Mercoledì, 25 Aprile, 2018

Deneuve contro "ondata di puritanesimo": social divisi

Molestie Catherine Deneuve e donne francesi Molestie, Catherine Deneuve: «Lo stupro è un crimine ma difendiamo la libertà di importunare»
Zaira Scannapieco | 10 Gennaio, 2018, 13:48

A tal proposito si è espressa l'ex Ministra Ségolène Royal, che ha dichiarato senza mezze misure: "Peccato che la nostra grande Catherine Deneuve sottoscriva questo testo costernante". Al centro della scena, come testimonial, c'era lei: la Bella di giorno di Luis Buñuel, la "musa inquietante" di Roman Polanski in Repulsione, l'eroina western di Non toccare la donna bianca di Marco Ferreri. Così l'attrice Catherine Deneuve, insieme ad altre cento donne tra cui scrittrici, cantanti, giornaliste e accademiche ha aderito alla lettera aperta pubblicata da Le Monde, nella quale si condanna la caccia alle streghe in seguito allo scandalo Weinstein a Hollywood.

Il femminismo, secondo la Deneuve, non è "l'odio degli uomini e della sessualità.

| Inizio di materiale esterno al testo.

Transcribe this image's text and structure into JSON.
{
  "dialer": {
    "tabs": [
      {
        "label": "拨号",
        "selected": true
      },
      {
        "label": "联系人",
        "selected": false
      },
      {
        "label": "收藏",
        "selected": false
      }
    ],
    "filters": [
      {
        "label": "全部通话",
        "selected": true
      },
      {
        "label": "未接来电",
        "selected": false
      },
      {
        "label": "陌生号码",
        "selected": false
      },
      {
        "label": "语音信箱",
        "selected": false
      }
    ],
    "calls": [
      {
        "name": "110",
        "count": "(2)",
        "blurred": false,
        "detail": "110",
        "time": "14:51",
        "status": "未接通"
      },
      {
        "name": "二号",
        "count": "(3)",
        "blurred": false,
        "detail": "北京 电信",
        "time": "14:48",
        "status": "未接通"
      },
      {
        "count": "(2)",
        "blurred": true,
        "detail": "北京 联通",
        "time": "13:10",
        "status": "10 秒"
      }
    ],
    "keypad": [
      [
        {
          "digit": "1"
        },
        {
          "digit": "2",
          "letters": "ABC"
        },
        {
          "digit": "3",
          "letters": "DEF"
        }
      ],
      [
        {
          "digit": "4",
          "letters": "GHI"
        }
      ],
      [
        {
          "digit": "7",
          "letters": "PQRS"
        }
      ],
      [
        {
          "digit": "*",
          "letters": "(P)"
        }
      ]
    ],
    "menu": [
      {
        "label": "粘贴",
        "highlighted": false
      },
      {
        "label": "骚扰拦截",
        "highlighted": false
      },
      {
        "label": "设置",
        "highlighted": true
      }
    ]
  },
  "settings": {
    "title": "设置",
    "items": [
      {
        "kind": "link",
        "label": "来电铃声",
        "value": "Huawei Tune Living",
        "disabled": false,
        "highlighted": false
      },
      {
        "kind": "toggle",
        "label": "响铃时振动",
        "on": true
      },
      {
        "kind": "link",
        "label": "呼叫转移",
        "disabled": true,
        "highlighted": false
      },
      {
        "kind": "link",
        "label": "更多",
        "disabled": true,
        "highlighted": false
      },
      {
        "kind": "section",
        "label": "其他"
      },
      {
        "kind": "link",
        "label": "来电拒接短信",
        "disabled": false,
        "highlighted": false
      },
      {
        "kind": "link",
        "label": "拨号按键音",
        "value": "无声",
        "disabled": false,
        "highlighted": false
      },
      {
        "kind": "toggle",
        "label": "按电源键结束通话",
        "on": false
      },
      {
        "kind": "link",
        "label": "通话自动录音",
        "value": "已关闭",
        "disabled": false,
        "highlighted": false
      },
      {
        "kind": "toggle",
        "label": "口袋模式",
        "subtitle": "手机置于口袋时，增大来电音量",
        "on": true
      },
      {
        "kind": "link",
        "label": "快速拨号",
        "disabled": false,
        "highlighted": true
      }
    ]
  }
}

Tutti i pensieri di noi che abbiamo a cuore la libertà delle donne vanno alle vittime della violenza sessuale, schiacciate dalla paura di parlarne". Tutti concordano infatti sulle iniziative come #MeToo che hanno contribuito a far parlare molte donne riguardo gli abusi subiti, insieme a una "legittima presa di coscienza delle violenze sessuali esercitate sulle donne, in particolare in ambito professionale". Ma tutte altrettanto decise nel condannare che #metoo abbia "comportato, sulla stampa e sui social network, una campagna di delazioni e accuse pubbliche di individui che, senza che si lasci loro la possibilità di rispondere o di difendersi, vengono messi esattamente sullo stesso piano di violentatori".

Catherine Deneuve contro l'onda "puritana" seguita al caso Harvey Weinstein.

La lettera prosegue criticando l'aver gettato nel fango la vita di uomini a causa di "aver parlato di argomenti intimi duranti cene di lavoro o aver mandato messaggi di tipo sessuale a donne che non ricambiavano le loro attenzioni".

Deneuve e compagne aggiungono inoltre: "Noi difendiamo la libertà di importunare, indispensabile alla libertà sessuale", siamo "abbastanza mature per ammettere che la pulsione sessuale è per sua natura offensiva e selvaggia, ma siamo anche sufficientemente accorte per non confondere il corteggiamento maldestro con l'aggressione sessuale". E così questi movimenti, invece di fortificare le ragioni delle donne, sono finiti ad assecondare gli interessi dei "nemici della libertà sessuale, degli estremisti religiosi, dei peggiori reazionari e di quelli che credono che le donne siano esseri umani a parte, bambini con il volto adulto, che pretendono di essere protette". E allora, parafrasando quel monellaccio di Woody Allen, l'ordine è uno, categorico e imperativo: "Provaci ancora, maschio!".